Dive Brief:
- Allegiant Travel Co., owner of Allegiant Air, broke ground Wednesday on its first Sunseeker Resorts-branded high-rise condominium project on Charlotte Harbor in Charlotte County, Florida. Total investment in the waterfront development, which will be complete in 18-24 months, is about $1 billion.
- The first phase of construction — which will deliver approximately 500 hotel rooms, more than 180 extended-stay suites, conference space, restaurants, bars, retail and a harbor walk — will cost $420 million, according to the The Charlotte Sun, but other reports have the price tag as high as $470 million.
- Boston-based Suffolk, local firm Florida Premier Contractors, Las Vegas-based architect Steelman Partners, Orlando-based architect L2 Studios and others make up the project's construction and design team. The project is expected to create hundreds of jobs.
Dive Insight:
A few days before breaking ground, Allegiant announced that it had partnered up with TPG Sixth Street Partners to finance the project with a $175 million loan, the "first piece of a long-term, potential $1 billion partnership" as development continues.
In November, the U.S. Army Corps of Engineers issued a permit for the projects’s 934-foot-long seawall, according to the The Charlotte Sun. As part of this work, Sunseeker will be able to cut down a grouping of mangroves, which are protected by Florida environmental regulations. The developer is permitted to do so because the stormwater management system that will be installed will offer more protection to the coastline than the mangroves can.

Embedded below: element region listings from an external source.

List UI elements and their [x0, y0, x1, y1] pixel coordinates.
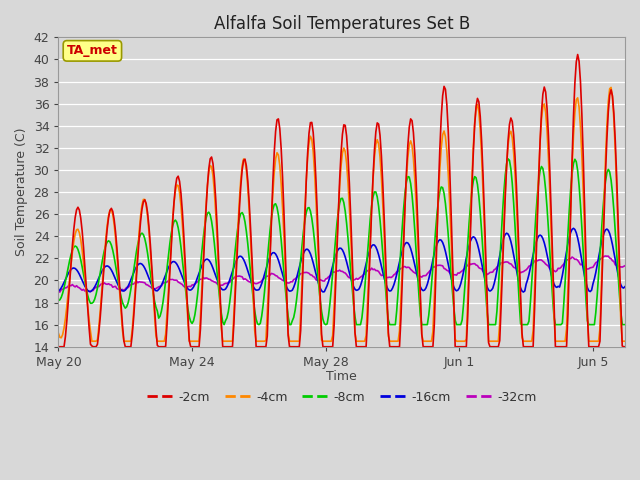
-8cm: [621, 322, 629, 327]
-4cm: [54, 330, 62, 336]
Line: -2cm: -2cm: [58, 55, 625, 347]
-4cm: [245, 208, 253, 214]
-32cm: [245, 279, 253, 285]
Line: -4cm: -4cm: [58, 87, 625, 341]
Title: Alfalfa Soil Temperatures Set B: Alfalfa Soil Temperatures Set B: [214, 15, 470, 33]
-8cm: [471, 174, 479, 180]
-32cm: [602, 253, 609, 259]
-4cm: [454, 338, 462, 344]
-2cm: [369, 174, 377, 180]
Y-axis label: Soil Temperature (C): Soil Temperature (C): [15, 128, 28, 256]
-4cm: [621, 338, 629, 344]
-8cm: [454, 322, 462, 327]
Line: -8cm: -8cm: [58, 159, 625, 324]
-32cm: [56, 289, 64, 295]
-16cm: [566, 234, 573, 240]
Legend: -2cm, -4cm, -8cm, -16cm, -32cm: -2cm, -4cm, -8cm, -16cm, -32cm: [142, 385, 541, 408]
-2cm: [564, 312, 572, 317]
-8cm: [220, 322, 228, 327]
-4cm: [566, 243, 573, 249]
-2cm: [225, 344, 232, 349]
-32cm: [226, 280, 234, 286]
-2cm: [54, 344, 62, 349]
-16cm: [244, 268, 252, 274]
-16cm: [520, 289, 527, 295]
Line: -16cm: -16cm: [58, 228, 625, 292]
-8cm: [371, 189, 378, 195]
-32cm: [566, 256, 573, 262]
-4cm: [471, 120, 479, 126]
-4cm: [371, 155, 378, 160]
-16cm: [621, 284, 629, 289]
Line: -32cm: -32cm: [58, 256, 625, 292]
-2cm: [452, 344, 460, 349]
-8cm: [245, 255, 253, 261]
-8cm: [567, 186, 575, 192]
-16cm: [469, 234, 477, 240]
-2cm: [621, 344, 629, 349]
-32cm: [54, 289, 62, 295]
-16cm: [369, 242, 377, 248]
-8cm: [504, 156, 512, 162]
Text: TA_met: TA_met: [67, 44, 118, 57]
-8cm: [54, 298, 62, 303]
-4cm: [226, 338, 234, 344]
-2cm: [574, 52, 582, 58]
-16cm: [452, 288, 460, 294]
-4cm: [88, 338, 96, 344]
-32cm: [454, 270, 462, 276]
-8cm: [226, 300, 234, 306]
-2cm: [244, 178, 252, 183]
X-axis label: Time: Time: [326, 370, 357, 383]
-32cm: [621, 263, 629, 269]
-16cm: [54, 288, 62, 294]
-2cm: [469, 151, 477, 156]
-16cm: [225, 281, 232, 287]
-4cm: [607, 84, 615, 90]
-32cm: [471, 261, 479, 266]
-32cm: [371, 266, 378, 272]
-16cm: [570, 226, 577, 231]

Since devastating hurricanes passing through several Gulf Coast and Atlantic states caused billions of dollars of property damage during the last few years, discussions around coastal protection and resiliency are on the rise.
Some concerns are being addressed through design features and building practices, like those being incorporated into the planned $1 billion Massachusetts General Hospital expansion in Boston. The new structure will include flood protection and other features that will allow patients and staff to take refuge there for up to four days following a natural or other disaster.
Protecting entire coastlines is also on the agenda with massive projects like the Texas General Land Office and Army Corps of Engineers’ estimated $23 billion to $32 billion coastal barrier plan outside the Houston Ship Channel. The project would include construction of floodwalls and floodgates, seawall rehabilitation, new drainage and pump station systems, surge barrier gates and a comprehensive gate complex, in order to prevent the level of destruction Hurricane Harvey's floods brought in 2017.